Adjusting Your Practice Set in the Middle of It

Making decisions on how to response to your results in the middle of a practice set is one of the most important skills for a self-coaching athlete. Knowing how to keep your practice activity in the sweet spot of challenge and effectiveness for its intended purpose is what will allow you to be most productive with your precious practice time. We would call this a feature of Following an Organic Training.

As you get into a practice set, you have three options:

1 – If the challenge level is just right, keep going with the assignment.

2 – If the challenge level is a little too low (too easy), then increase the complexity or challenge level in some slight way.

3 – If the challenge level is too high (too difficult), then either decrease the complexity or challenge level in some slight way. Or, it may be a sign that one of your performance systems has had enough for the day.

You can Increase Complexity by Using Challenge Modifiers.

 

When is it just right, too much or too little?

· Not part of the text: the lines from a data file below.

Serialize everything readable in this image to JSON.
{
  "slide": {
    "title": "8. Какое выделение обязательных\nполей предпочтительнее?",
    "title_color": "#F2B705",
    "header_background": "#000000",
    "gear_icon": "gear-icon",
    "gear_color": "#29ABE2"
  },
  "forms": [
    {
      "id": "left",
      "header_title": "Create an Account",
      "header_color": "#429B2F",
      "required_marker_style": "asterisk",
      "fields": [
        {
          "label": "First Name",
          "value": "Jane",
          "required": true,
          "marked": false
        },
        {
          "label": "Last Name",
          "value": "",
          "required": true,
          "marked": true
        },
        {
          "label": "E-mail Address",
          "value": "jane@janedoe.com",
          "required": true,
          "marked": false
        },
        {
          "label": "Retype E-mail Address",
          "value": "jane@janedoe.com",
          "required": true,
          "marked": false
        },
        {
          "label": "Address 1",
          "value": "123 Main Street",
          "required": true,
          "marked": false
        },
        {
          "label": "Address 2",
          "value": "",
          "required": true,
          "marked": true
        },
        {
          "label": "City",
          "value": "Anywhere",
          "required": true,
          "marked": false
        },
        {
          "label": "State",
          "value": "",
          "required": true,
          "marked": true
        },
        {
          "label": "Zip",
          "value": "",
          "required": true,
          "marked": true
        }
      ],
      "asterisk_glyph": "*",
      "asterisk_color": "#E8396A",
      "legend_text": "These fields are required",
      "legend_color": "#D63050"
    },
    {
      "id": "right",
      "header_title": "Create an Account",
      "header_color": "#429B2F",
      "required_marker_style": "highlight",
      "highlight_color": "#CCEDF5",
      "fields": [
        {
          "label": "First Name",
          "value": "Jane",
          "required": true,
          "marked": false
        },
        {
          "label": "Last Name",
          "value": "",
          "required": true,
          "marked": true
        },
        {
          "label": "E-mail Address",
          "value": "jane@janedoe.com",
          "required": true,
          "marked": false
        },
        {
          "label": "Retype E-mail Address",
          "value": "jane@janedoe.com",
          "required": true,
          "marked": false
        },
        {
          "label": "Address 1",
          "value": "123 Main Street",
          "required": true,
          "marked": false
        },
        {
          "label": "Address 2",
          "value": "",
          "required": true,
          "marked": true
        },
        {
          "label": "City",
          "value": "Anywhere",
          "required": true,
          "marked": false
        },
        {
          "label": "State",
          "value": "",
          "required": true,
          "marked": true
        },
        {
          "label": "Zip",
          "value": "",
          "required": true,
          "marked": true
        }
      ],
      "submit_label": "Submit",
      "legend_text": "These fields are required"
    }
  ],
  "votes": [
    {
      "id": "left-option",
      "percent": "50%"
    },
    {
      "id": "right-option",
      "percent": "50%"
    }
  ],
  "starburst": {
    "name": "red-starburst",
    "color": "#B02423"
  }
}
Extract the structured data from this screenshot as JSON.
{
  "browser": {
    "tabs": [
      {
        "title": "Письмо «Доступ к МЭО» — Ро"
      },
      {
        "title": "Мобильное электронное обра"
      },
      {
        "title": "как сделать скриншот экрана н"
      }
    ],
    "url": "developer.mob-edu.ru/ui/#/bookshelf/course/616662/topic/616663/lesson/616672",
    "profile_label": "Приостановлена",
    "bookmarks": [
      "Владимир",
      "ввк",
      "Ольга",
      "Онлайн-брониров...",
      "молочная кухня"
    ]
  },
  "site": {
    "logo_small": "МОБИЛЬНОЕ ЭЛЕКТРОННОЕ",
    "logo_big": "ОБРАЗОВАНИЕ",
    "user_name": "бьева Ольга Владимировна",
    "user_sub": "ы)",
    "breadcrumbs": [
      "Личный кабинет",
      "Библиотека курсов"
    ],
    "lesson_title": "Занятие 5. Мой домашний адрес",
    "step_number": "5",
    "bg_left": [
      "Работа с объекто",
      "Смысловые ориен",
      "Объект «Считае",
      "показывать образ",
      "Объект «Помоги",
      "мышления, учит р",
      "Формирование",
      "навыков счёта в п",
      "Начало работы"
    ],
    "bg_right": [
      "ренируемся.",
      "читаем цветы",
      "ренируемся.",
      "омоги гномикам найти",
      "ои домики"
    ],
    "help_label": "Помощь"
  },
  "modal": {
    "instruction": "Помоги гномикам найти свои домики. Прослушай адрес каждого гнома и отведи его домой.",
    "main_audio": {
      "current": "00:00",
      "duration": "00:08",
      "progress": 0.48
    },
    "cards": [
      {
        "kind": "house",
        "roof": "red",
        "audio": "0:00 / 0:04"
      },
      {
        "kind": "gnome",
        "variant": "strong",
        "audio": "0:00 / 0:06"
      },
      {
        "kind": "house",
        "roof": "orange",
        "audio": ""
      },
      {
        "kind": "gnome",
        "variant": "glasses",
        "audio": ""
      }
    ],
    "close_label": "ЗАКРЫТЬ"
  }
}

The answer is quite subjective to your personal situation. But here is a guideline:

Just Right

You are feeling challenged, and are experiencing failure maybe 20% to 40% of the time. This is the sweet spot of challenge, to provoke your brain and body to improve.

Too Little

You are not feeling very challenged and are experiencing failure maybe 10% of the time or less.

Too Much

You are feeling overwhelmed by the challenge and are experiencing failure more than 50% of the time. This could come at the beginning or end of the practice set – it was too difficult from the start, or later in the swim the challenge exceeded your resources.  You may consider your need for rest and stop that set.

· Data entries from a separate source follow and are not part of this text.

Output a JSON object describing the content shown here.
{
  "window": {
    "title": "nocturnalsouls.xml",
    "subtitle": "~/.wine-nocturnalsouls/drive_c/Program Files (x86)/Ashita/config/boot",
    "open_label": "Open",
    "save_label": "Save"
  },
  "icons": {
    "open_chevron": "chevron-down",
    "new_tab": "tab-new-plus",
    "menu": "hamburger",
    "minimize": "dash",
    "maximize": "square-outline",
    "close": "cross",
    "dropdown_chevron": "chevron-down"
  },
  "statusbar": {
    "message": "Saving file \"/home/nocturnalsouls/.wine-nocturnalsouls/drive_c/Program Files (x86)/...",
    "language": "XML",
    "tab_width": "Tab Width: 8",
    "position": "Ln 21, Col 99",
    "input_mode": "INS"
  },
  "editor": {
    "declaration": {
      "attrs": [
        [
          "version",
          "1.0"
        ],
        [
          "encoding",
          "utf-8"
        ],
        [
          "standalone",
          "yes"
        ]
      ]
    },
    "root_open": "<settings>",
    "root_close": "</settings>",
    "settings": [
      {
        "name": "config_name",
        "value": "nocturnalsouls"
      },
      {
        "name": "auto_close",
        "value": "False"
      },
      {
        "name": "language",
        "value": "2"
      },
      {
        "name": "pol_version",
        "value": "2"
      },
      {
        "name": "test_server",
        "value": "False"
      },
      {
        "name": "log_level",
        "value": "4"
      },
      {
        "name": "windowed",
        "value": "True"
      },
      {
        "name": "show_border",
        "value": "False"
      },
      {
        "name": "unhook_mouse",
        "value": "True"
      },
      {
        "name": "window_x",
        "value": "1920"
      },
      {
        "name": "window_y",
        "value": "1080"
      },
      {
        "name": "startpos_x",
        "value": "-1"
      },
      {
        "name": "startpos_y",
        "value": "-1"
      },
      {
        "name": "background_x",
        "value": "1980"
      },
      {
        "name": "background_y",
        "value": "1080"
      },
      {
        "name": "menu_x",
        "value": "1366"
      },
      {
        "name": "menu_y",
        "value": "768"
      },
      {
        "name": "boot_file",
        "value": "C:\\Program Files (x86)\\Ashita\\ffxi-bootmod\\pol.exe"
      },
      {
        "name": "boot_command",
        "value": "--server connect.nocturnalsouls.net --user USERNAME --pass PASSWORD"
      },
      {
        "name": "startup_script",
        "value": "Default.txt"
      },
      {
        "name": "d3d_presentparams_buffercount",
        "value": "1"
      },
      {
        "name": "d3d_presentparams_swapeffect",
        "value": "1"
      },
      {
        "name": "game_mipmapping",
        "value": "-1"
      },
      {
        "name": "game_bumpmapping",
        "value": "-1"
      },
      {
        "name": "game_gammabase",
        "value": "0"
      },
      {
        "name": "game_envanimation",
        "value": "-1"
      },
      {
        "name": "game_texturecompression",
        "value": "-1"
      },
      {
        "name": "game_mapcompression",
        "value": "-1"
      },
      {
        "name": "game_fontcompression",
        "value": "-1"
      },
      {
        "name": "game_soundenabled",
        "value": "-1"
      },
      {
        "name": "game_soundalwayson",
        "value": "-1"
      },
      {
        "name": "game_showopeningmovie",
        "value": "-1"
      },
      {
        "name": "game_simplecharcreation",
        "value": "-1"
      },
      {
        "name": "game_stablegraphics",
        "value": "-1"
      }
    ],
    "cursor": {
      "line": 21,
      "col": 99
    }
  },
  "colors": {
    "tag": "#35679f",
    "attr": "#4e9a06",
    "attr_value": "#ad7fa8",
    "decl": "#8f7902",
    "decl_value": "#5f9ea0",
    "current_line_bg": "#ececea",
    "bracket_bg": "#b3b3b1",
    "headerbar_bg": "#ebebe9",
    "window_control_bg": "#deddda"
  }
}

Following an Organic Training Plan

Something that is organic is something that grows, that changes and adapts as it learns and grows. 

An organic training plan is one that respects both the laws of physics and physiology, and your own unique person and conditions. It changes and grows with you as you change and grow. As you learn and gain new perspective the training plan changes to reflect that.

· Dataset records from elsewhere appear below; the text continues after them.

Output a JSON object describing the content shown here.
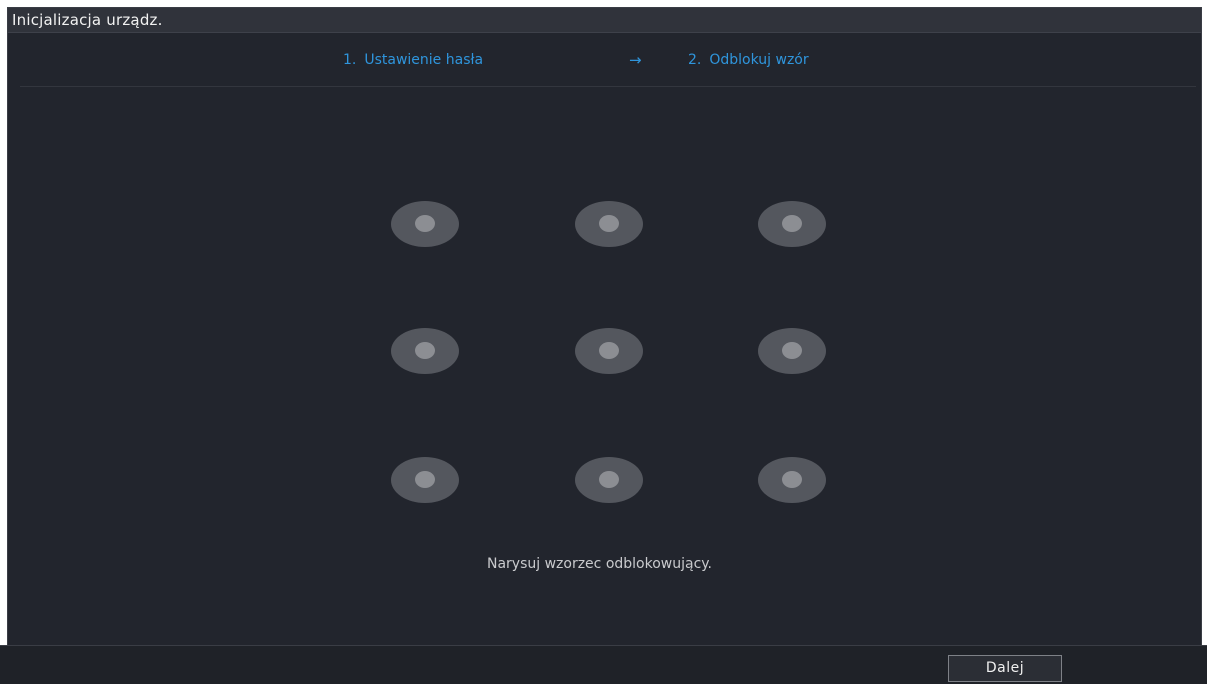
{
  "window": {
    "title": "Inicjalizacja urządz."
  },
  "steps": [
    {
      "number": "1.",
      "label": "Ustawienie hasła"
    },
    {
      "number": "2.",
      "label": "Odblokuj wzór"
    }
  ],
  "step_separator": "→",
  "pattern": {
    "rows": 3,
    "columns": 3,
    "hint": "Narysuj wzorzec odblokowujący."
  },
  "footer": {
    "next_label": "Dalej"
  },
  "colors": {
    "background": "#22252d",
    "titlebar": "#30333b",
    "accent": "#2f95dc",
    "dot_outer": "#54575e",
    "dot_inner": "#8c8e93"
  }
}
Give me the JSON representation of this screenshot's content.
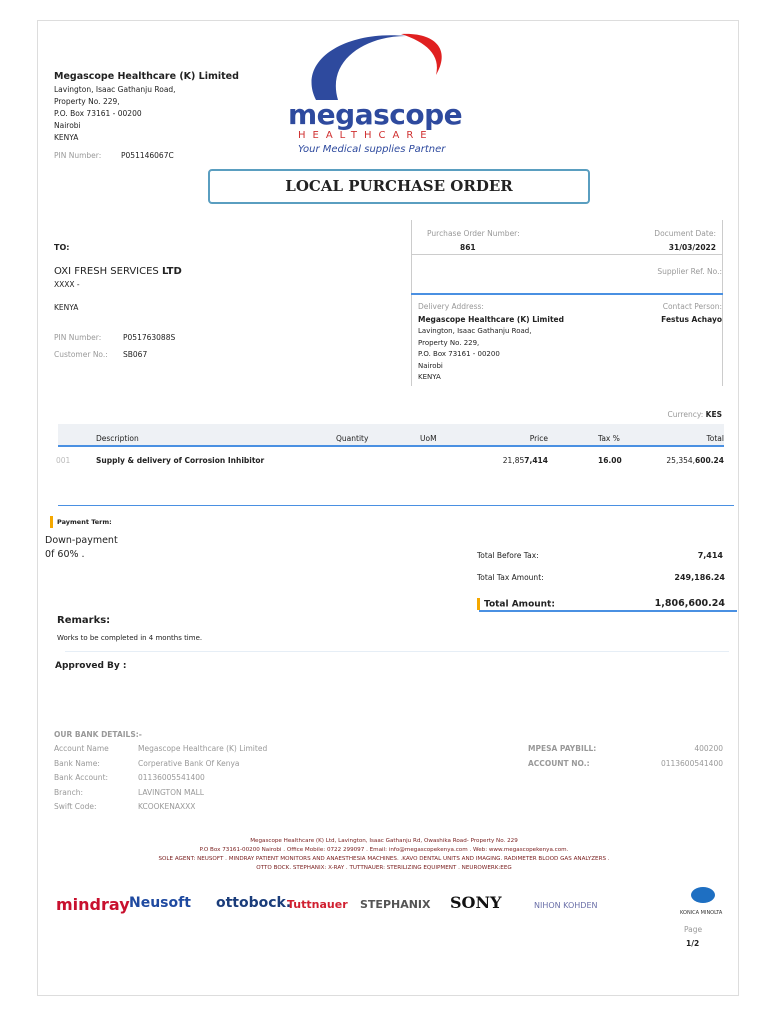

You may start with a fully designed and scheduled training plan. But then you would allow it to be flexible with changed in your body, changes in your perspective, changes in your life. The plan would serve your life as it unfolds rather than control it.

Having a well-designed and scheduled plan is easier to modify than having to create structure for yourself each day because there is no plan at all. Knowing the principles behind that plan allow you to modify it in a responsible way, as your needs and perspective change. 

If you have some solid principles to guide you, a specific skill goal in mind, and a thoughtful path to get there, then you don’t have to live by rigid training rules and oppressive daily discipline to keep progressing. When you internalize the training principles and have things organized in your mind then you are more free to follow an organic path to training.

Organic does not mean ‘no plan’ – it means, having principles in place so that you can be carefully flexible with your plan and still have a good chance of reaching your goal.

This is an art as much as a science and it takes time to get the hang of it.